The spectre of anti-politics is haunting Europe and the UK, in particular. This has some roots in attitudes to government, with both people who think it is too big and those who protest at its shrinking finding themselves disenchanted by politics and politicians. In light of this sentiment, could a re-imagined model of public services then contribute to a recovery of faith in the power of politics to do good by focusing on social rather than statutory or commercial solutions?

For the last two years a group of charity leaders and I, convened by the Centre for Social Justice with support from the Calouste Gulbenkian Foundation, have been working to understand the value of the social sector, its current state and its potential future role. Three notable circumstances make this new model timely:

Firstly, the old model of public service delivery is increasingly at odds with providing a flexible, personalised service which empowers its users and enables professional freedom for its workers. In an age of austerity, it is even less able to achieve comprehensive and universal quality.

Secondly, the principal alternative to public monopoly – private oligopoly – is equally problematic. The motives and interests of the people delivering the service are too often out of step with those of the investors and directors who control the plc.

The third reason for a social solution is that a more suitable alternative to the current model is now emerging in the form of an invigorated, diverse, local social sector. It is part of a revolution in social organisation which seems both highly nostalgic and very modern.

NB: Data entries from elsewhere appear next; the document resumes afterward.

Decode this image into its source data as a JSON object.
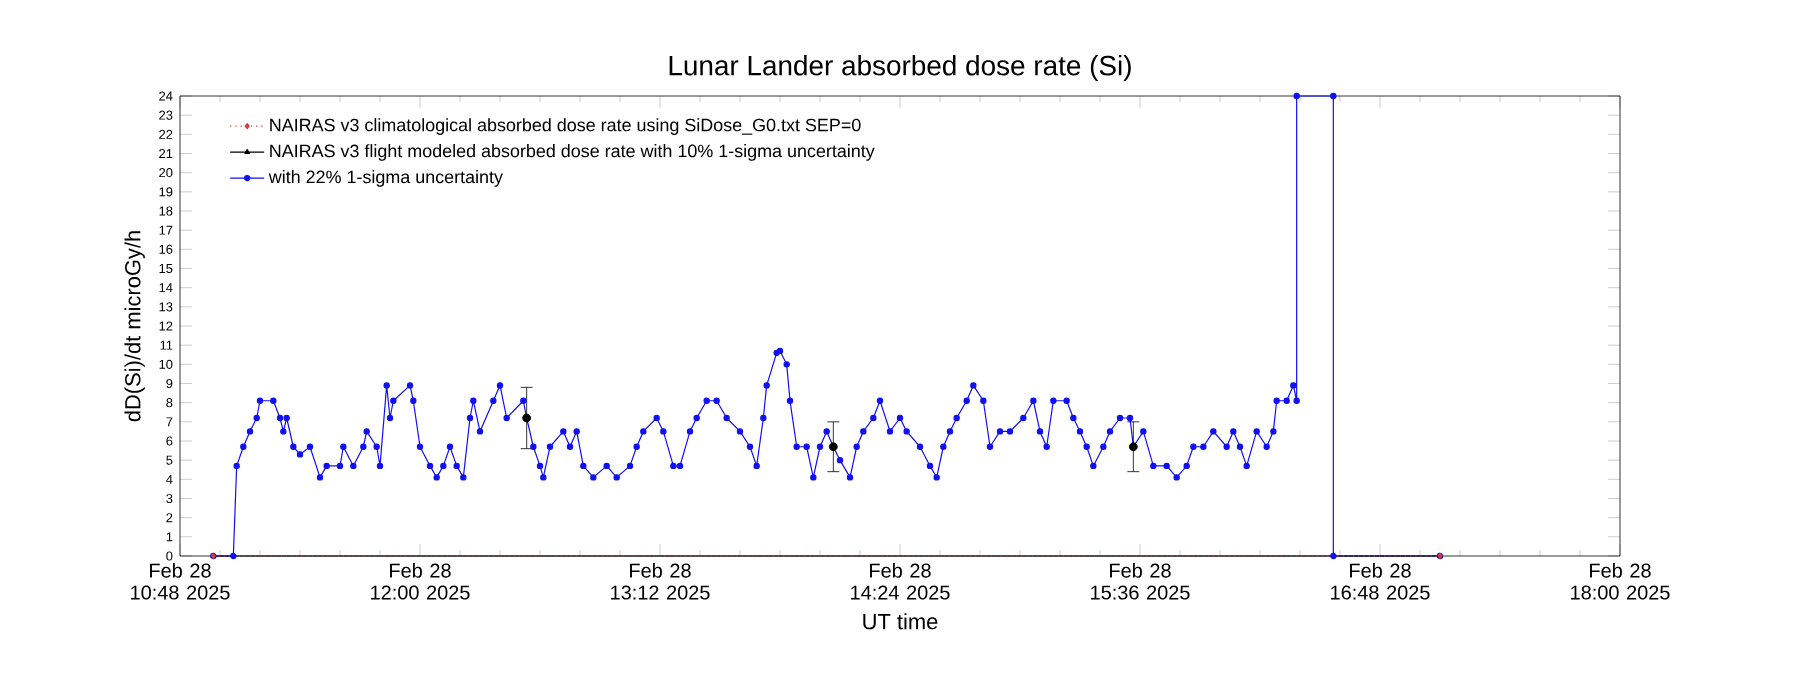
{
  "chart_data": {
    "type": "line",
    "title": "Lunar Lander absorbed dose rate (Si)",
    "xlabel": "UT time",
    "ylabel": "dD(Si)/dt microGy/h",
    "xlim": [
      "2025-02-28T10:48",
      "2025-02-28T18:00"
    ],
    "xticks": [
      {
        "value": "2025-02-28T10:48",
        "label": "Feb 28 10:48 2025"
      },
      {
        "value": "2025-02-28T12:00",
        "label": "Feb 28 12:00 2025"
      },
      {
        "value": "2025-02-28T13:12",
        "label": "Feb 28 13:12 2025"
      },
      {
        "value": "2025-02-28T14:24",
        "label": "Feb 28 14:24 2025"
      },
      {
        "value": "2025-02-28T15:36",
        "label": "Feb 28 15:36 2025"
      },
      {
        "value": "2025-02-28T16:48",
        "label": "Feb 28 16:48 2025"
      },
      {
        "value": "2025-02-28T18:00",
        "label": "Feb 28 18:00 2025"
      }
    ],
    "ylim": [
      0,
      24
    ],
    "yticks": [
      0,
      1,
      2,
      3,
      4,
      5,
      6,
      7,
      8,
      9,
      10,
      11,
      12,
      13,
      14,
      15,
      16,
      17,
      18,
      19,
      20,
      21,
      22,
      23,
      24
    ],
    "legend": "top left",
    "series": [
      {
        "name": "NAIRAS v3 climatological absorbed dose rate using SiDose_G0.txt SEP=0",
        "color": "#d04040",
        "marker": "diamond",
        "line_style": "dotted",
        "x": [
          "2025-02-28T10:58",
          "2025-02-28T17:06"
        ],
        "values": [
          0,
          0
        ]
      },
      {
        "name": "NAIRAS v3 flight modeled absorbed dose rate with 10% 1-sigma uncertainty",
        "color": "#000000",
        "marker": "triangle",
        "line_style": "solid",
        "x": [
          "2025-02-28T10:58",
          "2025-02-28T17:06"
        ],
        "values": [
          0,
          0
        ]
      },
      {
        "name": "with 22% 1-sigma uncertainty",
        "color": "#1010f0",
        "marker": "circle",
        "line_style": "solid",
        "x": [
          "2025-02-28T10:58",
          "2025-02-28T11:04",
          "2025-02-28T11:05",
          "2025-02-28T11:07",
          "2025-02-28T11:09",
          "2025-02-28T11:11",
          "2025-02-28T11:12",
          "2025-02-28T11:16",
          "2025-02-28T11:18",
          "2025-02-28T11:19",
          "2025-02-28T11:20",
          "2025-02-28T11:22",
          "2025-02-28T11:24",
          "2025-02-28T11:27",
          "2025-02-28T11:30",
          "2025-02-28T11:32",
          "2025-02-28T11:36",
          "2025-02-28T11:37",
          "2025-02-28T11:40",
          "2025-02-28T11:43",
          "2025-02-28T11:44",
          "2025-02-28T11:47",
          "2025-02-28T11:48",
          "2025-02-28T11:50",
          "2025-02-28T11:51",
          "2025-02-28T11:52",
          "2025-02-28T11:57",
          "2025-02-28T11:58",
          "2025-02-28T12:00",
          "2025-02-28T12:03",
          "2025-02-28T12:05",
          "2025-02-28T12:07",
          "2025-02-28T12:09",
          "2025-02-28T12:11",
          "2025-02-28T12:13",
          "2025-02-28T12:15",
          "2025-02-28T12:16",
          "2025-02-28T12:18",
          "2025-02-28T12:22",
          "2025-02-28T12:24",
          "2025-02-28T12:26",
          "2025-02-28T12:31",
          "2025-02-28T12:32",
          "2025-02-28T12:34",
          "2025-02-28T12:36",
          "2025-02-28T12:37",
          "2025-02-28T12:39",
          "2025-02-28T12:43",
          "2025-02-28T12:45",
          "2025-02-28T12:47",
          "2025-02-28T12:49",
          "2025-02-28T12:52",
          "2025-02-28T12:56",
          "2025-02-28T12:59",
          "2025-02-28T13:03",
          "2025-02-28T13:05",
          "2025-02-28T13:07",
          "2025-02-28T13:11",
          "2025-02-28T13:13",
          "2025-02-28T13:16",
          "2025-02-28T13:18",
          "2025-02-28T13:21",
          "2025-02-28T13:23",
          "2025-02-28T13:26",
          "2025-02-28T13:29",
          "2025-02-28T13:32",
          "2025-02-28T13:36",
          "2025-02-28T13:39",
          "2025-02-28T13:41",
          "2025-02-28T13:43",
          "2025-02-28T13:44",
          "2025-02-28T13:47",
          "2025-02-28T13:48",
          "2025-02-28T13:50",
          "2025-02-28T13:51",
          "2025-02-28T13:53",
          "2025-02-28T13:56",
          "2025-02-28T13:58",
          "2025-02-28T14:00",
          "2025-02-28T14:02",
          "2025-02-28T14:04",
          "2025-02-28T14:06",
          "2025-02-28T14:09",
          "2025-02-28T14:11",
          "2025-02-28T14:13",
          "2025-02-28T14:16",
          "2025-02-28T14:18",
          "2025-02-28T14:21",
          "2025-02-28T14:24",
          "2025-02-28T14:26",
          "2025-02-28T14:30",
          "2025-02-28T14:33",
          "2025-02-28T14:35",
          "2025-02-28T14:37",
          "2025-02-28T14:39",
          "2025-02-28T14:41",
          "2025-02-28T14:44",
          "2025-02-28T14:46",
          "2025-02-28T14:49",
          "2025-02-28T14:51",
          "2025-02-28T14:54",
          "2025-02-28T14:57",
          "2025-02-28T15:01",
          "2025-02-28T15:04",
          "2025-02-28T15:06",
          "2025-02-28T15:08",
          "2025-02-28T15:10",
          "2025-02-28T15:14",
          "2025-02-28T15:16",
          "2025-02-28T15:18",
          "2025-02-28T15:20",
          "2025-02-28T15:22",
          "2025-02-28T15:25",
          "2025-02-28T15:27",
          "2025-02-28T15:30",
          "2025-02-28T15:33",
          "2025-02-28T15:34",
          "2025-02-28T15:37",
          "2025-02-28T15:40",
          "2025-02-28T15:44",
          "2025-02-28T15:47",
          "2025-02-28T15:50",
          "2025-02-28T15:52",
          "2025-02-28T15:55",
          "2025-02-28T15:58",
          "2025-02-28T16:02",
          "2025-02-28T16:04",
          "2025-02-28T16:06",
          "2025-02-28T16:08",
          "2025-02-28T16:11",
          "2025-02-28T16:14",
          "2025-02-28T16:16",
          "2025-02-28T16:17",
          "2025-02-28T16:20",
          "2025-02-28T16:22",
          "2025-02-28T16:23",
          "2025-02-28T16:23",
          "2025-02-28T16:34",
          "2025-02-28T16:34",
          "2025-02-28T17:06"
        ],
        "values": [
          0,
          0,
          4.7,
          5.7,
          6.5,
          7.2,
          8.1,
          8.1,
          7.2,
          6.5,
          7.2,
          5.7,
          5.3,
          5.7,
          4.1,
          4.7,
          4.7,
          5.7,
          4.7,
          5.7,
          6.5,
          5.7,
          4.7,
          8.9,
          7.2,
          8.1,
          8.9,
          8.1,
          5.7,
          4.7,
          4.1,
          4.7,
          5.7,
          4.7,
          4.1,
          7.2,
          8.1,
          6.5,
          8.1,
          8.9,
          7.2,
          8.1,
          7.2,
          5.7,
          4.7,
          4.1,
          5.7,
          6.5,
          5.7,
          6.5,
          4.7,
          4.1,
          4.7,
          4.1,
          4.7,
          5.7,
          6.5,
          7.2,
          6.5,
          4.7,
          4.7,
          6.5,
          7.2,
          8.1,
          8.1,
          7.2,
          6.5,
          5.7,
          4.7,
          7.2,
          8.9,
          10.6,
          10.7,
          10.0,
          8.1,
          5.7,
          5.7,
          4.1,
          5.7,
          6.5,
          5.7,
          5.0,
          4.1,
          5.7,
          6.5,
          7.2,
          8.1,
          6.5,
          7.2,
          6.5,
          5.7,
          4.7,
          4.1,
          5.7,
          6.5,
          7.2,
          8.1,
          8.9,
          8.1,
          5.7,
          6.5,
          6.5,
          7.2,
          8.1,
          6.5,
          5.7,
          8.1,
          8.1,
          7.2,
          6.5,
          5.7,
          4.7,
          5.7,
          6.5,
          7.2,
          7.2,
          5.7,
          6.5,
          4.7,
          4.7,
          4.1,
          4.7,
          5.7,
          5.7,
          6.5,
          5.7,
          6.5,
          5.7,
          4.7,
          6.5,
          5.7,
          6.5,
          8.1,
          8.1,
          8.9,
          8.1,
          24,
          24,
          0,
          0
        ],
        "errors": [
          null,
          null,
          null,
          null,
          null,
          null,
          null,
          null,
          null,
          null,
          null,
          null,
          null,
          null,
          null,
          null,
          null,
          null,
          null,
          null,
          null,
          null,
          null,
          null,
          null,
          null,
          null,
          null,
          null,
          null,
          null,
          null,
          null,
          null,
          null,
          null,
          null,
          null,
          null,
          null,
          null,
          null,
          1.6,
          null,
          null,
          null,
          null,
          null,
          null,
          null,
          null,
          null,
          null,
          null,
          null,
          null,
          null,
          null,
          null,
          null,
          null,
          null,
          null,
          null,
          null,
          null,
          null,
          null,
          null,
          null,
          null,
          null,
          null,
          null,
          null,
          null,
          null,
          null,
          null,
          null,
          1.3,
          null,
          null,
          null,
          null,
          null,
          null,
          null,
          null,
          null,
          null,
          null,
          null,
          null,
          null,
          null,
          null,
          null,
          null,
          null,
          null,
          null,
          null,
          null,
          null,
          null,
          null,
          null,
          null,
          null,
          null,
          null,
          null,
          null,
          null,
          null,
          1.3,
          null,
          null,
          null,
          null,
          null,
          null,
          null,
          null,
          null,
          null,
          null,
          null,
          null,
          null,
          null,
          null,
          null,
          null,
          null,
          null,
          null,
          null,
          null
        ]
      }
    ]
  }
}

There is, I believe, a great subterranean shift going on in our culture. We are turning away from the solely individualistic measure of personal fulfilment in favour of a search for connection, belonging, and a sense of meaning. This yearning is, perhaps paradoxically, fired by the thrilling possibilities of technology. Social media provides a democratisation of power which enables a teenager with a laptop to change the world and, in the space of a few weeks this summer, resulted in two million people nominating each other to pour cold water over their heads for charity and post the video online.

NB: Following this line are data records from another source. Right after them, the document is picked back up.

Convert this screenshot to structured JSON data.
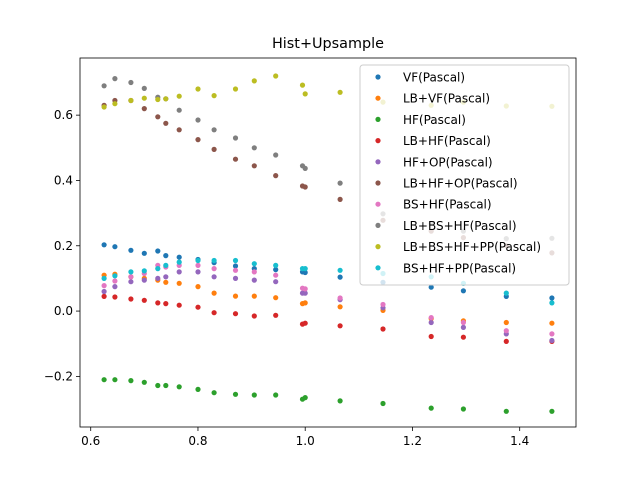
{
  "chart_data": {
    "type": "scatter",
    "title": "Hist+Upsample",
    "xlabel": "",
    "ylabel": "",
    "xlim": [
      0.58,
      1.505
    ],
    "ylim": [
      -0.355,
      0.775
    ],
    "xticks": [
      0.6,
      0.8,
      1.0,
      1.2,
      1.4
    ],
    "yticks": [
      -0.2,
      0.0,
      0.2,
      0.4,
      0.6
    ],
    "xtick_labels": [
      "0.6",
      "0.8",
      "1.0",
      "1.2",
      "1.4"
    ],
    "ytick_labels": [
      "−0.2",
      "0.0",
      "0.2",
      "0.4",
      "0.6"
    ],
    "grid": false,
    "legend_position": "upper right",
    "x": [
      0.625,
      0.645,
      0.675,
      0.7,
      0.725,
      0.74,
      0.765,
      0.8,
      0.83,
      0.87,
      0.905,
      0.945,
      0.995,
      1.0,
      1.065,
      1.145,
      1.235,
      1.295,
      1.375,
      1.46
    ],
    "series": [
      {
        "name": "VF(Pascal)",
        "color": "#1f77b4",
        "values": [
          0.203,
          0.197,
          0.186,
          0.177,
          0.184,
          0.17,
          0.165,
          0.158,
          0.148,
          0.138,
          0.13,
          0.127,
          0.12,
          0.118,
          0.104,
          0.088,
          0.073,
          0.062,
          0.045,
          0.04
        ]
      },
      {
        "name": "LB+VF(Pascal)",
        "color": "#ff7f0e",
        "values": [
          0.11,
          0.113,
          0.105,
          0.1,
          0.095,
          0.088,
          0.085,
          0.075,
          0.055,
          0.046,
          0.046,
          0.041,
          0.023,
          0.025,
          0.013,
          0.002,
          -0.023,
          -0.03,
          -0.035,
          -0.037
        ]
      },
      {
        "name": "HF(Pascal)",
        "color": "#2ca02c",
        "values": [
          -0.21,
          -0.21,
          -0.213,
          -0.218,
          -0.228,
          -0.228,
          -0.232,
          -0.24,
          -0.25,
          -0.255,
          -0.257,
          -0.257,
          -0.27,
          -0.265,
          -0.275,
          -0.283,
          -0.297,
          -0.3,
          -0.307,
          -0.307
        ]
      },
      {
        "name": "LB+HF(Pascal)",
        "color": "#d62728",
        "values": [
          0.045,
          0.043,
          0.037,
          0.033,
          0.025,
          0.023,
          0.018,
          0.012,
          -0.005,
          -0.008,
          -0.015,
          -0.013,
          -0.04,
          -0.037,
          -0.045,
          -0.055,
          -0.078,
          -0.08,
          -0.093,
          -0.093
        ]
      },
      {
        "name": "HF+OP(Pascal)",
        "color": "#9467bd",
        "values": [
          0.06,
          0.075,
          0.09,
          0.095,
          0.1,
          0.105,
          0.12,
          0.12,
          0.105,
          0.1,
          0.095,
          0.09,
          0.055,
          0.055,
          0.035,
          0.01,
          -0.035,
          -0.05,
          -0.07,
          -0.09
        ]
      },
      {
        "name": "LB+HF+OP(Pascal)",
        "color": "#8c564b",
        "values": [
          0.63,
          0.645,
          0.645,
          0.62,
          0.595,
          0.575,
          0.555,
          0.525,
          0.495,
          0.465,
          0.445,
          0.415,
          0.383,
          0.38,
          0.342,
          0.278,
          0.245,
          0.225,
          0.2,
          0.178
        ]
      },
      {
        "name": "BS+HF(Pascal)",
        "color": "#e377c2",
        "values": [
          0.078,
          0.092,
          0.105,
          0.115,
          0.14,
          0.135,
          0.14,
          0.14,
          0.13,
          0.125,
          0.12,
          0.11,
          0.07,
          0.068,
          0.04,
          0.02,
          -0.02,
          -0.035,
          -0.06,
          -0.07
        ]
      },
      {
        "name": "LB+BS+HF(Pascal)",
        "color": "#7f7f7f",
        "values": [
          0.69,
          0.712,
          0.7,
          0.682,
          0.655,
          0.65,
          0.615,
          0.585,
          0.555,
          0.53,
          0.5,
          0.478,
          0.445,
          0.437,
          0.392,
          0.298,
          0.268,
          0.245,
          0.222,
          0.223
        ]
      },
      {
        "name": "LB+BS+HF+PP(Pascal)",
        "color": "#bcbd22",
        "values": [
          0.625,
          0.635,
          0.645,
          0.652,
          0.648,
          0.65,
          0.658,
          0.68,
          0.66,
          0.68,
          0.705,
          0.72,
          0.692,
          0.665,
          0.67,
          0.64,
          0.63,
          0.64,
          0.628,
          0.627
        ]
      },
      {
        "name": "BS+HF+PP(Pascal)",
        "color": "#17becf",
        "values": [
          0.1,
          0.108,
          0.12,
          0.123,
          0.13,
          0.14,
          0.15,
          0.155,
          0.155,
          0.155,
          0.145,
          0.14,
          0.13,
          0.13,
          0.125,
          0.115,
          0.105,
          0.085,
          0.055,
          0.025
        ]
      }
    ]
  }
}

There is a new wind blowing through the world of charities, reinventing what social action looks like and how people can be helped, help themselves and help others. Yet understandably, all the energy and enterprise being channelled into the sector could be perceived as inappropriate in places all over Britain where what’s needed is immediate relief from desperate poverty, and where both public and social sectors feel terrifyingly underfunded. My own charity feels both very traditional (supporting people at risk of offending to build a better life, mostly by involving them in a positive community of peers, volunteers and staff) and very innovative (involving our members in the design and delivery of services, and focusing on their potential to make a contribution, rather than on their needs and failings).

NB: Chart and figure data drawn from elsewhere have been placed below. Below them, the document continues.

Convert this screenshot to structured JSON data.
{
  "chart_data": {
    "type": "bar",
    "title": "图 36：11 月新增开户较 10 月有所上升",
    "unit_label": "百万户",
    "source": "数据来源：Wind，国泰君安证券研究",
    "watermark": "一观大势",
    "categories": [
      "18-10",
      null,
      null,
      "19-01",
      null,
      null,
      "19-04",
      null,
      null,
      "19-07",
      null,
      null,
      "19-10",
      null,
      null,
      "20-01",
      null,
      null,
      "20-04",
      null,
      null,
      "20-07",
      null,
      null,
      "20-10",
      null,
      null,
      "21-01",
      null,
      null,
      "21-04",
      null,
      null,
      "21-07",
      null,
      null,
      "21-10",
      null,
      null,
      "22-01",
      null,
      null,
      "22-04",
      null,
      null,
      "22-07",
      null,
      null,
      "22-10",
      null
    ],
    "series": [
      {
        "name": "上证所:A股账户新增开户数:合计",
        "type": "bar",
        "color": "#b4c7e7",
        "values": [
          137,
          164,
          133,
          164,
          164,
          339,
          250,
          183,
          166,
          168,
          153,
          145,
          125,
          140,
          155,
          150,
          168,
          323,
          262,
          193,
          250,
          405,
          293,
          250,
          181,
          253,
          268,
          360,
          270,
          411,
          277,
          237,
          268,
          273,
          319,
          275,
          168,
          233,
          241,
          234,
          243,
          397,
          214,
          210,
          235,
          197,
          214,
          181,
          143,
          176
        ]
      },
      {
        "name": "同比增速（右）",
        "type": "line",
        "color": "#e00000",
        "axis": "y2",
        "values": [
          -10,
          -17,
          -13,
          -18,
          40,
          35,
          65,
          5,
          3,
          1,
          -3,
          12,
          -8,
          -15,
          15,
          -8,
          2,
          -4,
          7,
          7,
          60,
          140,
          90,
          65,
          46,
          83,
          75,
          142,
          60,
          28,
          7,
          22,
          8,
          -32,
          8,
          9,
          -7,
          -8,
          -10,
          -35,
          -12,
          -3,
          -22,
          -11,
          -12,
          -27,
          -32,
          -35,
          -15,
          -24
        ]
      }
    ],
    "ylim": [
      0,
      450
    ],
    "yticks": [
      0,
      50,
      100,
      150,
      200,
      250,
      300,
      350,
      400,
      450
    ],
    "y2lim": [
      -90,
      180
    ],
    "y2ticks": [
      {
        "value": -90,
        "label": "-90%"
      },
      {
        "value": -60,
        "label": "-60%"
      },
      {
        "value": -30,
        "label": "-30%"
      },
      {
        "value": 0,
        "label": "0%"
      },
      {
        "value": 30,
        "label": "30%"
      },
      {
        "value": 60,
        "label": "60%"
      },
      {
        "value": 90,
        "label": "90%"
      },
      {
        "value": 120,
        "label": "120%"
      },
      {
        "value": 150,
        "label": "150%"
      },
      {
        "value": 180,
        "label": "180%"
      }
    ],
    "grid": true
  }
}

In our report: Social Solutions – enabling grass-roots charities to tackle poverty, we make recommendations intended to stimulate and harness the new entrepreneurialism of the social sector, and to protect and promote social action in places where it is threatened or almost absent. We hope that the sector, the public and the Government, will adopt our suggestions and help make a social sector worthy of Britain.

Danny Kruger, Chief Executive, Only Connect

The Calouste Gulbenkian Foundation UK Branch, which is committed to encouraging greater collaboration within and between sectors as a key element in tackling increasingly complex societal problems, is pleased to have supported this Centre for Social Justice report and welcomes its number of recommendations.